La durée de construction - plus de dix ans - condamne d'emblée toute logique de rentabilité. L'amortissement se compterait non en décennies, mais en un siècle, voire davantage. Dans un monde énergétique en mutation rapide, un tel horizon n'a aucun sens économique.

Plus grave encore : le projet est déjà court-circuité par la réalité régionale. Le Sénégal et la Mauritanie exploitent désormais leurs propres découvertes gazières. Ils disposent de gaz pour leur consommation intérieure et pour l'exportation directe sous forme de GNL. Pourquoi accepteraient-ils de dépendre d'un corridor long, coûteux et politiquement risqué, contrôlé par un acteur extérieur ? La réponse est simple : ils ne le feront pas.

Énergie : un projet obsolète avant même d'exister

Le gazoduc Nigeria–Maroc est un projet du passé lancé dans un monde qui n'existe plus. À l'horizon où il pourrait hypothétiquement entrer en service, le système énergétique africain sera dominé par des solutions plus rapides, moins chères et plus souveraines.

Les énergies renouvelables - solaire et éolien en tête - sont déjà plus compétitives que toute nouvelle infrastructure gazière lourde. Elles se déploient en quelques années, mobilisent des financements climatiques internationaux et ne nécessitent ni corridors géopolitiques ni arbitrages de souveraineté.
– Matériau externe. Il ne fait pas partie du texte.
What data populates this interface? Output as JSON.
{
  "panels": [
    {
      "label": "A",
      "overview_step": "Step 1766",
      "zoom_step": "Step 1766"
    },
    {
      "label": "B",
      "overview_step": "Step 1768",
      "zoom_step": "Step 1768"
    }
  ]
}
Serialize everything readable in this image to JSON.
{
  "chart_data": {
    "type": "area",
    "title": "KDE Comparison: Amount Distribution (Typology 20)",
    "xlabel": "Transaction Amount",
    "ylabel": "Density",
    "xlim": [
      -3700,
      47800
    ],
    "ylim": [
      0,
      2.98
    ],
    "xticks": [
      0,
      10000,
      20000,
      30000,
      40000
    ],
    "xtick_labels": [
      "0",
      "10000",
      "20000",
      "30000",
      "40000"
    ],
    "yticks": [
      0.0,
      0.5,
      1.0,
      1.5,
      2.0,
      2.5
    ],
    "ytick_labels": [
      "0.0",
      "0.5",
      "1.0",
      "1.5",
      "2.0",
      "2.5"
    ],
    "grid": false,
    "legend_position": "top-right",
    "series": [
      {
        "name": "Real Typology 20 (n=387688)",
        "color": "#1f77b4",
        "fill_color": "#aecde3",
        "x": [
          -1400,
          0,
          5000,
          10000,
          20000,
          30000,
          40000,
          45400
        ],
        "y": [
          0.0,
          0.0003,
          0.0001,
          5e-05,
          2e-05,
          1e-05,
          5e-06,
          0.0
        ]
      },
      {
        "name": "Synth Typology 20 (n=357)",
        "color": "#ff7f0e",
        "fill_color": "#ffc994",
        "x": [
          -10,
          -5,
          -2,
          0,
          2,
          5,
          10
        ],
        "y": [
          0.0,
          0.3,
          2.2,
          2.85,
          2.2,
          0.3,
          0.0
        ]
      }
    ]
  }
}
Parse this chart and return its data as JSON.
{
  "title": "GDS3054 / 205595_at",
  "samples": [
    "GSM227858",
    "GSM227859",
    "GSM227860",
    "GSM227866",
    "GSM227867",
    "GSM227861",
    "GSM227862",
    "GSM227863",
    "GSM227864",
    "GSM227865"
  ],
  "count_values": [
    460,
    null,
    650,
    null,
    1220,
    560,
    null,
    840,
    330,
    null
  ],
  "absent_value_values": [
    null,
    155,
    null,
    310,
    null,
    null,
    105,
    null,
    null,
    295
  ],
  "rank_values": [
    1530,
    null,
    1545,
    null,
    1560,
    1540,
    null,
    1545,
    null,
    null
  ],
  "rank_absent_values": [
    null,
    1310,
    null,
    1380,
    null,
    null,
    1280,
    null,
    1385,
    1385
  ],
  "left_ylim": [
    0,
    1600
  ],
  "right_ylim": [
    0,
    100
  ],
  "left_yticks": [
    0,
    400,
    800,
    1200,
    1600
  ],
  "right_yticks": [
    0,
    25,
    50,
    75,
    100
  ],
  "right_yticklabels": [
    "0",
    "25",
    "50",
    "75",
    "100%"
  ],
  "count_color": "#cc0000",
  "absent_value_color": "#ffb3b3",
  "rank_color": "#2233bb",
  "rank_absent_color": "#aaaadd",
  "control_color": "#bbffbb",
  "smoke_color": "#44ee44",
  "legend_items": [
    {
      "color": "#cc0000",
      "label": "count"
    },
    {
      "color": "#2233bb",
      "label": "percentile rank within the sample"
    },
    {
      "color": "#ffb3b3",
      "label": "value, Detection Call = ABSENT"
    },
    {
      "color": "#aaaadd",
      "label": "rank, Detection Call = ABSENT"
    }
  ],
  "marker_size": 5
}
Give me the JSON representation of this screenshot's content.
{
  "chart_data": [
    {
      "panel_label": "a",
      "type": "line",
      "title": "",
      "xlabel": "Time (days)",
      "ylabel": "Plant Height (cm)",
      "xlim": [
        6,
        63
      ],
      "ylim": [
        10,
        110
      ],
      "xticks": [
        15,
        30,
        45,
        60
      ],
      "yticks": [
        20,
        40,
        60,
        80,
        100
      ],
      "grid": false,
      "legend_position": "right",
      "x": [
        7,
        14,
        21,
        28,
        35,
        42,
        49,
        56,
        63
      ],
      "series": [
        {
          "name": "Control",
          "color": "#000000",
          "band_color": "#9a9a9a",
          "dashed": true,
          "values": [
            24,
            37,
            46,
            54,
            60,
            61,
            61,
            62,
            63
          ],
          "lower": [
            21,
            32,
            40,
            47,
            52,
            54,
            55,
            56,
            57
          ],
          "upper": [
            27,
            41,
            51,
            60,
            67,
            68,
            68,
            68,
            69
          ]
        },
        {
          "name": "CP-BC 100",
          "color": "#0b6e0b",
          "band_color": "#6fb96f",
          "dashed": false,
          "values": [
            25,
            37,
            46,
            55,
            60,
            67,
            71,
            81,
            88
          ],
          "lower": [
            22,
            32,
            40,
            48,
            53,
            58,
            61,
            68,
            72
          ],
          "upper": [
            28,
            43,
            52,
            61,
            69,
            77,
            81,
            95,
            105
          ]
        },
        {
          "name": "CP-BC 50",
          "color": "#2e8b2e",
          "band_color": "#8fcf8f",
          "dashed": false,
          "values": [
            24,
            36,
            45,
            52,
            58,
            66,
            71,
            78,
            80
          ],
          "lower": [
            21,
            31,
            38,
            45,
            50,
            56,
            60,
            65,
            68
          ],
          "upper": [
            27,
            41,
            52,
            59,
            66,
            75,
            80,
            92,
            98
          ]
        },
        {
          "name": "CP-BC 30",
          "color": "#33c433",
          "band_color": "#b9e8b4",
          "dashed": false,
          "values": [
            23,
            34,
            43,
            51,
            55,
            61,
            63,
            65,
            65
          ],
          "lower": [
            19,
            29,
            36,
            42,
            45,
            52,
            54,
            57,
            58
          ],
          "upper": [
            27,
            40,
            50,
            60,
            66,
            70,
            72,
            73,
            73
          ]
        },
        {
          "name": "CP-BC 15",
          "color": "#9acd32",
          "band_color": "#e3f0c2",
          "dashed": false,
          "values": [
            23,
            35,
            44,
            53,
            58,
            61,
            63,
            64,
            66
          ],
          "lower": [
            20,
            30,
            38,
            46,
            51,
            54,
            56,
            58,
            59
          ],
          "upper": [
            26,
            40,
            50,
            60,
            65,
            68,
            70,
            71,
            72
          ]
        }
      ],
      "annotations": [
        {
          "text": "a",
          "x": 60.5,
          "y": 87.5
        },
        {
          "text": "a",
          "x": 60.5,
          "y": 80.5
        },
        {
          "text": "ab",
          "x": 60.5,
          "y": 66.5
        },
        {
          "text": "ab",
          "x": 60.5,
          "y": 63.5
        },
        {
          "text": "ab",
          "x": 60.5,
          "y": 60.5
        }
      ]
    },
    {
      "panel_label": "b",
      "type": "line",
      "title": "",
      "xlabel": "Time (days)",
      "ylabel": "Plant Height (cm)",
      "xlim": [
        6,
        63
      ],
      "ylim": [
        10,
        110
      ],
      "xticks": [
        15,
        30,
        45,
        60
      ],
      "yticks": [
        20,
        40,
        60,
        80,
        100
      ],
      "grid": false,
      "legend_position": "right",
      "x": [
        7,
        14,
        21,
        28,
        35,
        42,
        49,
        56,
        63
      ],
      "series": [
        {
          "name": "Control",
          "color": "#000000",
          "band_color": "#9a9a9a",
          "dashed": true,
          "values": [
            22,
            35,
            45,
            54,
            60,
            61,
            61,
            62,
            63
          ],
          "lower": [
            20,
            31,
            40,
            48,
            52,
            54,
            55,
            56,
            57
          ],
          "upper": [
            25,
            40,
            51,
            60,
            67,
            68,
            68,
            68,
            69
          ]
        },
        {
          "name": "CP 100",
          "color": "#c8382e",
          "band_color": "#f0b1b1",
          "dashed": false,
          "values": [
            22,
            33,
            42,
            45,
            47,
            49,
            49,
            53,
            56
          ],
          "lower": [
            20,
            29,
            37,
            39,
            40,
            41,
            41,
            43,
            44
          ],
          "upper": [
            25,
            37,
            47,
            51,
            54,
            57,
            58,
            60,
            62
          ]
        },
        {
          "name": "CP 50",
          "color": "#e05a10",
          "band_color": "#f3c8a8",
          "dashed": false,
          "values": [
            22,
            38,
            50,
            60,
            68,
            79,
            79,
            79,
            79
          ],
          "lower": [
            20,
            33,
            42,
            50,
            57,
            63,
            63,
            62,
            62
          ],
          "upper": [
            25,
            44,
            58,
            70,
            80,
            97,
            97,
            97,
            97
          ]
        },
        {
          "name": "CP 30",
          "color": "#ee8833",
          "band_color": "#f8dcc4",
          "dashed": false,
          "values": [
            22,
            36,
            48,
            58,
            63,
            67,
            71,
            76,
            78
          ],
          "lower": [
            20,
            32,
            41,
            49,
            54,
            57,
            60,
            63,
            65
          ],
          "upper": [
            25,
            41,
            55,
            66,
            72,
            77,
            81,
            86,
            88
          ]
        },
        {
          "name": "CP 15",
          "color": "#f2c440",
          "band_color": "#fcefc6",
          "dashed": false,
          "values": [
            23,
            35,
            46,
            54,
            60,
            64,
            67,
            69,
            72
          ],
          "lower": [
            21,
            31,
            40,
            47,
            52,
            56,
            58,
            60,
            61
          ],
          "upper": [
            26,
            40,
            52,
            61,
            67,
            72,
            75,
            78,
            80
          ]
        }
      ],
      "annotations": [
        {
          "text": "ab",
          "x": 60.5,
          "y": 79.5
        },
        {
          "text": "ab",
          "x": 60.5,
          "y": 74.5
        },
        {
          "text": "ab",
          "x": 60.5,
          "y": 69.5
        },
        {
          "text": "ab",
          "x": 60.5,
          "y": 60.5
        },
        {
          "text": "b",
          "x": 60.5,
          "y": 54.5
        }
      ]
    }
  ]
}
Parier aujourd'hui sur un mégagazoduc, c'est immobiliser des capitaux colossaux dans une technologie de transition au moment même où le monde s'en détourne. C'est un contresens stratégique, particulièrement pour un continent qui a besoin de solutions rapides, décentralisées et adaptées à ses réalités.

À l'opposé de cette fuite en avant, certains pays africains ont fait un choix plus lucide : utiliser le gaz existant comme levier temporaire, tout en investissant massivement dans le solaire. Cette stratégie, adoptée notamment par l'Algérie, combine sécurité énergétique, souveraineté et anticipation de l'après-gaz.

Positionnement idéologique

Cette tribune s'inscrit dans une lecture souverainiste africaine, non-alignée et post-néocoloniale des relations internationales.

Elle refuse :

La reconduction des logiques de rente et de transit héritées de l'ordre colonial,

La centralisation artificielle des ressources au profit de pôles d'influence régionaux,

La subordination des choix africains aux priorités énergétiques européennes ou aux stratégies de prestige.

Elle défend :

La souveraineté énergétique des États africains, fondée sur la maîtrise locale des ressources,

L'industrialisation endogène comme finalité première, et non l'exportation brute,

Le non-alignement stratégique dans un monde multipolaire, où l'Afrique choisit ses partenariats sans dépendance structurelle.

Dans cette perspective, l'énergie n'est pas un instrument d'influence géopolitique, mais un bien stratégique au service du développement, de la justice sociale et de la stabilité des nations.

L'Afrique n'a pas besoin de hubs imposés ni de mégaprojets vitrines. Elle a besoin de choix courageux, réalistes et souverains, capables de rompre avec les mirages pour construire une autonomie réelle.